MLS discussing rule to lure more foreign talent
Don Garber, commissioner of the North American league, said changes to the 'designated player' rule could be made next week and may mean allowing teams two such exemptions from the salary cap rather than one.
"It is in all of our best interests to ensure that we have star players that can help drive interest in our league and grow attendance and ratings," Garber said in a teleconference.
"It's possible we might increase the number of designated players, we haven't gotten there yet but it's conceivable that we could do that."
Major League Soccer teams operate under a total salary cap for their squad but can pay one player from their own budget, with only $400,000 counting towards their salary cap total.
Garber said that a change to that regulation was discussed with the players' union during recent contract talks but did not make up part of the final agreement.
Beckham, who suffered a serious Achilles tendon injury last week, earned a basic salary of $6.5 million with the MLS's Los Angeles Galaxy last season.
Asked what he considered to be the ideal type of player for the role, Garber said it needed to be players who could command attention locally and nationally and bring the MLS to a similar level of competition with the other leagues around the world.

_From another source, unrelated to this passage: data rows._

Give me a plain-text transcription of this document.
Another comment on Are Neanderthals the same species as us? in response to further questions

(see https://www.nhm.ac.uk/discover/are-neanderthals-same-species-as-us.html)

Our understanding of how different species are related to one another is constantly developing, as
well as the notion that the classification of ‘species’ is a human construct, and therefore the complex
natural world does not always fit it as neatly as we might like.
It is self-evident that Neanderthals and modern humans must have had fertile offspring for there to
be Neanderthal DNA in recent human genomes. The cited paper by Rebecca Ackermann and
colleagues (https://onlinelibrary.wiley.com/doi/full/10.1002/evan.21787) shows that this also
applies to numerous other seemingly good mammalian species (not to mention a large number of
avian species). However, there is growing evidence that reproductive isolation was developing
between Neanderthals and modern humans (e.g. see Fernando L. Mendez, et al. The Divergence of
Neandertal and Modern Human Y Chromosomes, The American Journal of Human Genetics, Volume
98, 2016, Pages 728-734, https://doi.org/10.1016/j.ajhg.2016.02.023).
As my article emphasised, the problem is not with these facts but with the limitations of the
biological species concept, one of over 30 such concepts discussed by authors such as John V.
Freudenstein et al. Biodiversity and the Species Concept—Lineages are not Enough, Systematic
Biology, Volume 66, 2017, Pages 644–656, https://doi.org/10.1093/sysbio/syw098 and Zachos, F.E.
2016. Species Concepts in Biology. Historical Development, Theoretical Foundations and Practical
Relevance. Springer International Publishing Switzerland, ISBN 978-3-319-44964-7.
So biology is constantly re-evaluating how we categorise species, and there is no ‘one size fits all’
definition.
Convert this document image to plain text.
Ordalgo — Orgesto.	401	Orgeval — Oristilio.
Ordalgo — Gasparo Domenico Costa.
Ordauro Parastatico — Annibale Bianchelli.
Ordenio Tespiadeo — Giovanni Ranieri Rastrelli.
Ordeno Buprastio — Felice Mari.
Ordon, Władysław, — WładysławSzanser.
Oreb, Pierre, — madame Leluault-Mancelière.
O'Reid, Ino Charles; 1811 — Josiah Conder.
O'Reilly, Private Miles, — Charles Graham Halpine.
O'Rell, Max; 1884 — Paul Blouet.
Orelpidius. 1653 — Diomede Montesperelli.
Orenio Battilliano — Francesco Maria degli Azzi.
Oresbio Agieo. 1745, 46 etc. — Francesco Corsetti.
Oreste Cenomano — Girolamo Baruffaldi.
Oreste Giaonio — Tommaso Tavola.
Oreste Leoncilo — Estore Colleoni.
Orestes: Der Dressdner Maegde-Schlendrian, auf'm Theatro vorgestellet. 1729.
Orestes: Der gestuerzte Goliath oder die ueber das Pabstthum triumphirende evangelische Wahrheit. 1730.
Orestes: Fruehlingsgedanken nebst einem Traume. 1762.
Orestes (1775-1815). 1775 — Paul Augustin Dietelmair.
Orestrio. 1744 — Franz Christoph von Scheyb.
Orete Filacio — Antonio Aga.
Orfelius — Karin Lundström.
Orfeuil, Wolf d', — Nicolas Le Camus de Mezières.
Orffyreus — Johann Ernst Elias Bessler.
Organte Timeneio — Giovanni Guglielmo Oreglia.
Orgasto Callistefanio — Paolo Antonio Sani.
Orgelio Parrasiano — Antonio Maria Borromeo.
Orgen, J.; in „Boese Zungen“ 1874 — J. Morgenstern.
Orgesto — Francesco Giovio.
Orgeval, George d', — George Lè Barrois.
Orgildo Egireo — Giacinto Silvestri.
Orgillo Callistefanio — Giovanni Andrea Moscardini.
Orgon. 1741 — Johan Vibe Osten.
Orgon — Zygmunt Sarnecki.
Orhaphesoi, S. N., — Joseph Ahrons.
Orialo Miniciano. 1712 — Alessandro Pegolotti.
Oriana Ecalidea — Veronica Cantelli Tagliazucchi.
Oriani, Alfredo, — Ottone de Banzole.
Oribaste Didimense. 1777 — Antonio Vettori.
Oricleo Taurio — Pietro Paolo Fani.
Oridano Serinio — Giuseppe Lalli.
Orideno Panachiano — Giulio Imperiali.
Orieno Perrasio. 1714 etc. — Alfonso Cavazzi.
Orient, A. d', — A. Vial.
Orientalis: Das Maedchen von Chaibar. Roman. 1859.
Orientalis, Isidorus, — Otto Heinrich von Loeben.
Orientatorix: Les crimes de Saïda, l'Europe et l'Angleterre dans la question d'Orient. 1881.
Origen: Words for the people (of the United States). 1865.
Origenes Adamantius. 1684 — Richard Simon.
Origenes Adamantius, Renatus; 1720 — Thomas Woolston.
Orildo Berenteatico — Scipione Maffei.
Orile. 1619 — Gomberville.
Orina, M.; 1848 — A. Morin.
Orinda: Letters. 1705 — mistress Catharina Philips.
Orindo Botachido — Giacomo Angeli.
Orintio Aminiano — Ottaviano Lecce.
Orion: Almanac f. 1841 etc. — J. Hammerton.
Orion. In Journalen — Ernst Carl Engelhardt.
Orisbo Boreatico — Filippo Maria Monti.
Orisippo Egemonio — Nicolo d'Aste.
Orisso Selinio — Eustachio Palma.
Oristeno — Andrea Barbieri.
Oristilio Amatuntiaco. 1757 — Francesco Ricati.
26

"Somebody that can clearly move the needle on ticket sales and on sponsorship and on television ratings and get that buzz factor that we got with (Cuauhtemoc) Blanco and with David Beckham and a lesser extent, but an important one, with Juan Pablo Angel," said Garber.
Mexican Blanco of the Chicago Fire and Beckham at the Galaxy have both been credited with bringing extra revenue and credibility to their clubs while Colombian forward Angel has won respect for his performances with the New York Red Bulls.
Former Sweden striker Fredrik Ljungberg is also a popular figure with the Seattle Sounders.